‘ABC Murders’ writer Sarah Phelps is adapting Agatha Christie novel ‘The Pale Horse’ for the BBC.
The screenwriter – who penned the previous BBC Christie dramas ‘And Then There Were None’, ‘The Witness for the Prosecution’ and ‘Ordeal by Innocence’ – wanted to adapt the 1961 book for TV because she wanted to tackle that decade in Christie’s writing.
Confirming the project to RadioTimes.com, Phelps said: "When I was working on ‘And Then There Were None’ [in 2015], there was a little voice in my head saying that I could write a quintet and cover 50 years of the tumultuous blood-soaked 20th century within the genre of the murder mystery.
"Having now done the 1920s, the beginning and end of the 30s, as well as the 1950s, the next one is going to be set in the 1960s."
The plot of the novel centres around historian Mark Easterbrook, who investigates the murder of a Catholic priest found dead in the fog after hearing the confession of a dying woman.

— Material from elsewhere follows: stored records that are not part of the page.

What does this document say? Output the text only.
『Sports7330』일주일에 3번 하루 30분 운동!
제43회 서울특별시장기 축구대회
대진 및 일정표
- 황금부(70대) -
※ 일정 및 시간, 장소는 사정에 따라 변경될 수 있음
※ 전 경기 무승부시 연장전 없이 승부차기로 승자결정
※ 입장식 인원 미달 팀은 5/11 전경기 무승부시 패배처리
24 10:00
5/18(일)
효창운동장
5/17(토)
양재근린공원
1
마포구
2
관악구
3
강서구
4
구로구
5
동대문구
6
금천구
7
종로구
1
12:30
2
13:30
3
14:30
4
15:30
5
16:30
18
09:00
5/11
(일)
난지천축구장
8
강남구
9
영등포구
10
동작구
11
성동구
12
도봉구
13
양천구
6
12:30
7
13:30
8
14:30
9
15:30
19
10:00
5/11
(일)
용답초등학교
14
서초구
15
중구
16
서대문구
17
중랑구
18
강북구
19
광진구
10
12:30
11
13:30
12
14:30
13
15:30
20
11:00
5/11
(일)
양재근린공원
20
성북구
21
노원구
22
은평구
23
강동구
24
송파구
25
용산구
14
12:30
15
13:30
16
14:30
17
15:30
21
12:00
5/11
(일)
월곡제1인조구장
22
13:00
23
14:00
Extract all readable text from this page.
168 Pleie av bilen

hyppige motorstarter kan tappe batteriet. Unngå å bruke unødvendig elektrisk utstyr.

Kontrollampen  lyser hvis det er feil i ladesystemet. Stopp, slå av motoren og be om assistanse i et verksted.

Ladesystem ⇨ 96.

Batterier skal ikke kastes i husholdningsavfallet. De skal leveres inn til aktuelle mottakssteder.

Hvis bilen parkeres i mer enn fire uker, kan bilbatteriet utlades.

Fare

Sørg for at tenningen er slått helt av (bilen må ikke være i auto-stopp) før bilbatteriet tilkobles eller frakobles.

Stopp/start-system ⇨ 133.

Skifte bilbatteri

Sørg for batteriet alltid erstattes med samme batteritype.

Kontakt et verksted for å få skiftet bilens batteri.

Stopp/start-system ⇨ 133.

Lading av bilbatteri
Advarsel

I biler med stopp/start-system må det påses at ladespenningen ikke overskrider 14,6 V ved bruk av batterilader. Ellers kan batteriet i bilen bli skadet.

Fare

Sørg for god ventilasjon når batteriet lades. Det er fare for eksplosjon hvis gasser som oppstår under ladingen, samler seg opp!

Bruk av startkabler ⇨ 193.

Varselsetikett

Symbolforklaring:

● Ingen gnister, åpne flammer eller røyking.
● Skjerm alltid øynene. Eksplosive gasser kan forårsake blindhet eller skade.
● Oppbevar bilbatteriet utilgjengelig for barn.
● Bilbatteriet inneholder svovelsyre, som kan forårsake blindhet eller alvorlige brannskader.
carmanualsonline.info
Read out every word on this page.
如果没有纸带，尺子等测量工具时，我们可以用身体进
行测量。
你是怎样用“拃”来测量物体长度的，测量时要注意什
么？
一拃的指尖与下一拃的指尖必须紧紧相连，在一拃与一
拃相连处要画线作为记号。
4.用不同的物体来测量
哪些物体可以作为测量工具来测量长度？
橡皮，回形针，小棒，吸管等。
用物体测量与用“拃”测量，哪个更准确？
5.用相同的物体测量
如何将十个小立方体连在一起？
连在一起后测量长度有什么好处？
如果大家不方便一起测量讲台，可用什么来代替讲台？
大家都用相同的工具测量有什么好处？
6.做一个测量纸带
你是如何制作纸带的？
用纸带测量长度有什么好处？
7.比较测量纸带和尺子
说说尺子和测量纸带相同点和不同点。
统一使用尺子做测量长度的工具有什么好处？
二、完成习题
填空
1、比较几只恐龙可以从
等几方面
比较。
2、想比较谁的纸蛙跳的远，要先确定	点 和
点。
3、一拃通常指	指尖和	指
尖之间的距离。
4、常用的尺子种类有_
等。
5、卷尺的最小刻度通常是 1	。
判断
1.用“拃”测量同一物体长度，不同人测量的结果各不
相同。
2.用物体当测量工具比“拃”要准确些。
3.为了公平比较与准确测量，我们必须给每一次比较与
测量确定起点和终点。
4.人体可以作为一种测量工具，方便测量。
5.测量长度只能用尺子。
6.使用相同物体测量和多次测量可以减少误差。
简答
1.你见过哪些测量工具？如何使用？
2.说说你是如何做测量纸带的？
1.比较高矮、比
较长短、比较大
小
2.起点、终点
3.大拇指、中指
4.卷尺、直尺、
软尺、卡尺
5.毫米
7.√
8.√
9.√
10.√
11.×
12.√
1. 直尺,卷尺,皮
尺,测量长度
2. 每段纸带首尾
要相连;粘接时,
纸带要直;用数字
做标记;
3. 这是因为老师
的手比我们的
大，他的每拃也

Phelps has faced some criticism for changing some of Christie’s stories for the adaptations, and sparked much controversy by changing the identity of the killer in ‘Ordeal by Innocence’.

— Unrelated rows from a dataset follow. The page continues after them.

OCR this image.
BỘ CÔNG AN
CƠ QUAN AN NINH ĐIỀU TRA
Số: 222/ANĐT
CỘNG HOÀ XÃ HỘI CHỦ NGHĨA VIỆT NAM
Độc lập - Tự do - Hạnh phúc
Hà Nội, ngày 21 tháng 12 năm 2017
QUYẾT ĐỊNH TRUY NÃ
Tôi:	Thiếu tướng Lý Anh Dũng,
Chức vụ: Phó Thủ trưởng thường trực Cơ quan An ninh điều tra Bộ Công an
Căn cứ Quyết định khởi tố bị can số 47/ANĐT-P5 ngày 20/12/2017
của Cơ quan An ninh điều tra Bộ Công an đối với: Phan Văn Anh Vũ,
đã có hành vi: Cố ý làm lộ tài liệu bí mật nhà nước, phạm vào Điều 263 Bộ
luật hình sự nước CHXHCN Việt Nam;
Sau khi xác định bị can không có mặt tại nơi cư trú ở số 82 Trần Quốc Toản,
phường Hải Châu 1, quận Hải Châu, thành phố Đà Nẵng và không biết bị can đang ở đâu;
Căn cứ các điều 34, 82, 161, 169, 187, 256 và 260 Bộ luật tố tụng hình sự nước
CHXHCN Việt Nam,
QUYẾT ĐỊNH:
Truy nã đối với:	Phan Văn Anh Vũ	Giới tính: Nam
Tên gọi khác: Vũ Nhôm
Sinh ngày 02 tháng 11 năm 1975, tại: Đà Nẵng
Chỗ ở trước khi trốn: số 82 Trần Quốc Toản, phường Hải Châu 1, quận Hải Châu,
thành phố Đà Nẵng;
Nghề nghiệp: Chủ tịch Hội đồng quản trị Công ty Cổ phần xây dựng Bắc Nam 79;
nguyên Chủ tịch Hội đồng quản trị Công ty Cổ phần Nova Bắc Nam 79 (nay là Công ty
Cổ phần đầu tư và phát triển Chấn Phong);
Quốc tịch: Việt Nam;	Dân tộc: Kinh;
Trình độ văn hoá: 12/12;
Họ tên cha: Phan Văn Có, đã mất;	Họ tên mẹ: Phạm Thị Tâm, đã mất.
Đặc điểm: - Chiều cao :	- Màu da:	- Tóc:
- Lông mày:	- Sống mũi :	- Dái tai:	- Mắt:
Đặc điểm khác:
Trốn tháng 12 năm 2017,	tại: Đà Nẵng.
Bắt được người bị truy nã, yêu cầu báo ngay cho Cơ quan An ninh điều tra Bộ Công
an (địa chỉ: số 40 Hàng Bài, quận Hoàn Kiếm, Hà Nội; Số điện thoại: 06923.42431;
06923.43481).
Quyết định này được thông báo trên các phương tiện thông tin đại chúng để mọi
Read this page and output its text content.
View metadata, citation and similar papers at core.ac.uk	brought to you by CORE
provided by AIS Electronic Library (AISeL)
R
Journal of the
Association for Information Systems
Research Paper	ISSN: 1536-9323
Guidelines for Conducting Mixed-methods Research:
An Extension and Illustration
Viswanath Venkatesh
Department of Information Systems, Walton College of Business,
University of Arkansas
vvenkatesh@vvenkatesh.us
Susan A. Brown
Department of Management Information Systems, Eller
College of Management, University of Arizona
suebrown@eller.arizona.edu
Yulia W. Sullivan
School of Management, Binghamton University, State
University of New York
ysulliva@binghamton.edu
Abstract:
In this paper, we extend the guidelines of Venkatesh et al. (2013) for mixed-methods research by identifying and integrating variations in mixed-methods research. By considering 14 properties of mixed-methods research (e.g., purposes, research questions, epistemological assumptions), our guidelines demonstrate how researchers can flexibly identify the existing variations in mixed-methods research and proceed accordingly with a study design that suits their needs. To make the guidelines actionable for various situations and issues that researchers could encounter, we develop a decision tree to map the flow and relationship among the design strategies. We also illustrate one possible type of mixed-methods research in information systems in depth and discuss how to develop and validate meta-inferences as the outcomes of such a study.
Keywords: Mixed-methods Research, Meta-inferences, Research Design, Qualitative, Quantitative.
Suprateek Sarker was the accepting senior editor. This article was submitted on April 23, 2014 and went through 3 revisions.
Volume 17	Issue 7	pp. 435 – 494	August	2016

But the screenwriter has defended herself by reasoning she "picks up on clues" she reads in Christie’s literature and runs with them.

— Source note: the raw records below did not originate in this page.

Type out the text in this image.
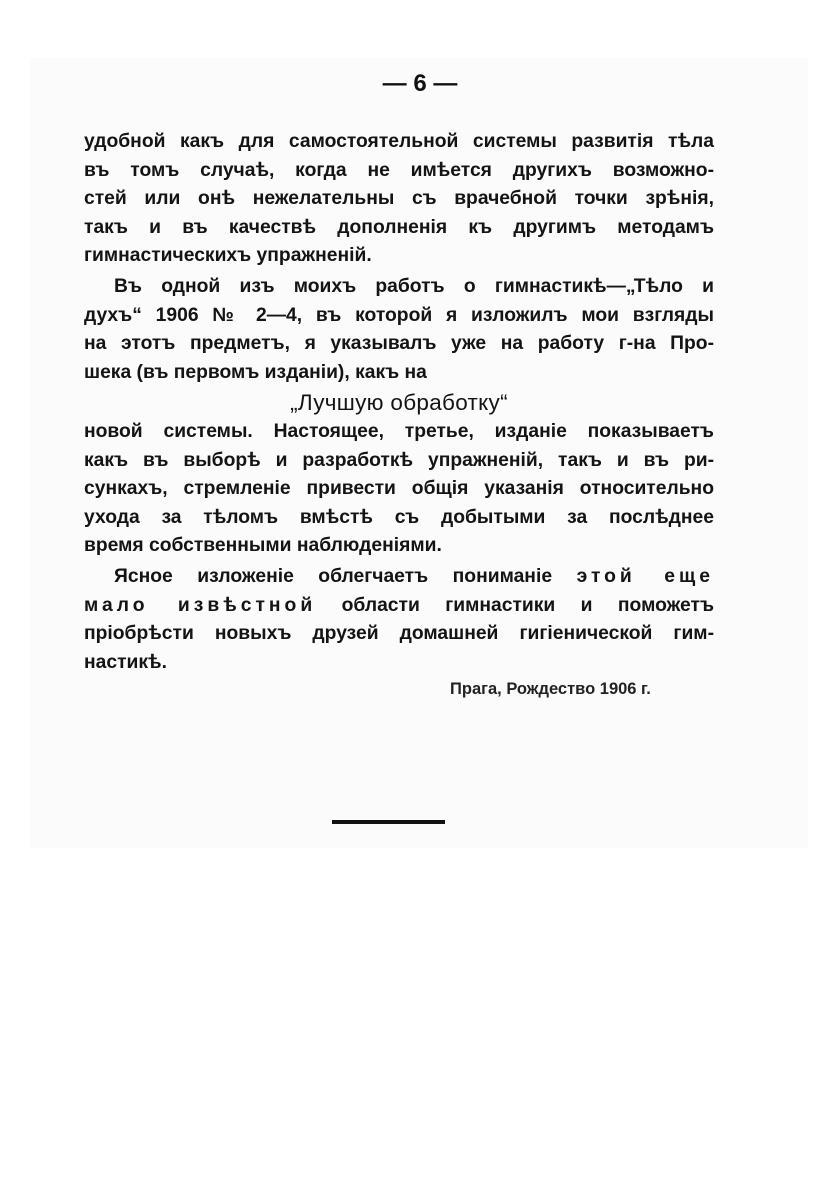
— 6 —

удобной какъ для самостоятельной системы развитія тѣла
въ томъ случаѣ, когда не имѣется другихъ возможно-
стей или онѣ нежелательны съ врачебной точки зрѣнія,
такъ и въ качествѣ дополненія къ другимъ методамъ
гимнастическихъ упражненій.

Въ одной изъ моихъ работъ о гимнастикѣ—„Тѣло и
духъ“ 1906 № 2—4, въ которой я изложилъ мои взгляды
на этотъ предметъ, я указывалъ уже на работу г-на Про-
шека (въ первомъ изданіи), какъ на

„Лучшую обработку“

новой системы. Настоящее, третье, изданіе показываетъ
какъ въ выборѣ и разработкѣ упражненій, такъ и въ ри-
сункахъ, стремленіе привести общія указанія относительно
ухода за тѣломъ вмѣстѣ съ добытыми за послѣднее
время собственными наблюденіями.

Ясное изложеніе облегчаетъ пониманіе этой еще
мало извѣстной области гимнастики и поможетъ
пріобрѣсти новыхъ друзей домашней гигіенической гим-
настикѣ.

Прага, Рождество 1906 г.
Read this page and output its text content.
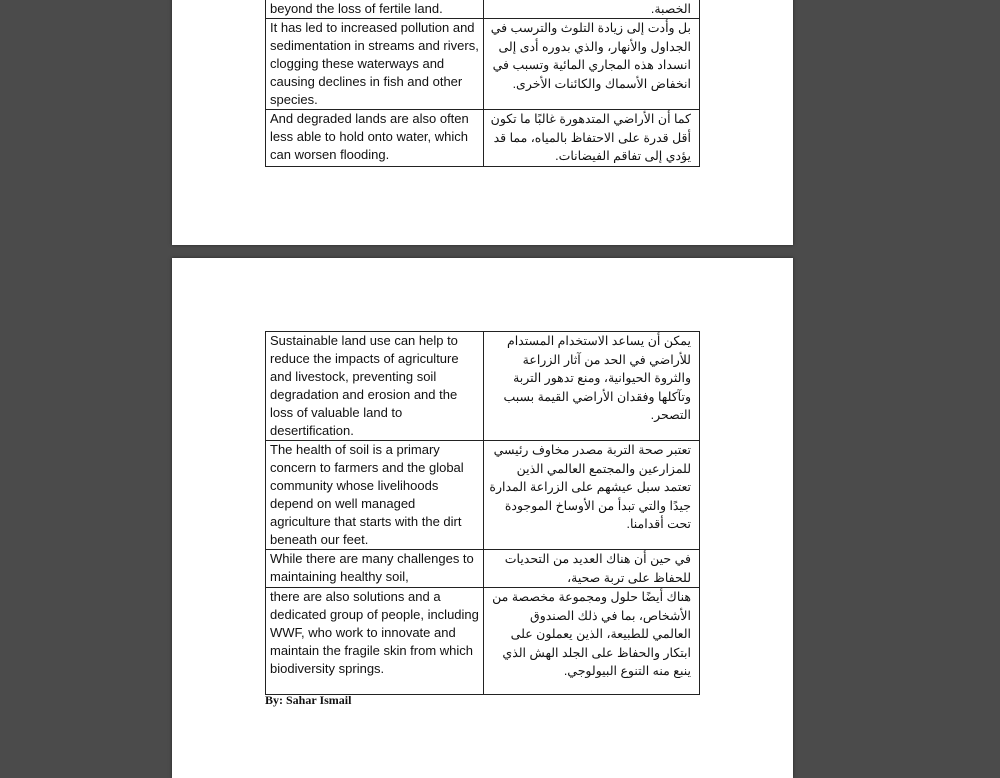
beyond the loss of fertile land.	الخصبة.
It has led to increased pollution and sedimentation in streams and rivers, clogging these waterways and causing declines in fish and other species.	بل وأدت إلى زيادة التلوث والترسب في الجداول والأنهار، والذي بدوره أدى إلى انسداد هذه المجاري المائية وتسبب في انخفاض الأسماك والكائنات الأخرى.
And degraded lands are also often less able to hold onto water, which can worsen flooding.	كما أن الأراضي المتدهورة غالبًا ما تكون أقل قدرة على الاحتفاظ بالمياه، مما قد يؤدي إلى تفاقم الفيضانات.
Sustainable land use can help to reduce the impacts of agriculture and livestock, preventing soil degradation and erosion and the loss of valuable land to desertification.	يمكن أن يساعد الاستخدام المستدام للأراضي في الحد من آثار الزراعة والثروة الحيوانية، ومنع تدهور التربة وتآكلها وفقدان الأراضي القيمة بسبب التصحر.
The health of soil is a primary concern to farmers and the global community whose livelihoods depend on well managed agriculture that starts with the dirt beneath our feet.	تعتبر صحة التربة مصدر مخاوف رئيسي للمزارعين والمجتمع العالمي الذين تعتمد سبل عيشهم على الزراعة المدارة جيدًا والتي تبدأ من الأوساخ الموجودة تحت أقدامنا.
While there are many challenges to maintaining healthy soil,	في حين أن هناك العديد من التحديات للحفاظ على تربة صحية،
there are also solutions and a dedicated group of people, including WWF, who work to innovate and maintain the fragile skin from which biodiversity springs.	هناك أيضًا حلول ومجموعة مخصصة من الأشخاص، بما في ذلك الصندوق العالمي للطبيعة، الذين يعملون على ابتكار والحفاظ على الجلد الهش الذي ينبع منه التنوع البيولوجي.
By: Sahar Ismail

She said: "Agatha Christie plants these little clues in her books and I pick them up and run with them. I’m honouring the secret, subversive Agatha. There’s something dangerous about her – and there’s a lot of academic work to be done on the tension in the novels between the book she knew the public wanted to read and the one she wanted to write. I always think I’m doing the version of the book she wanted to write."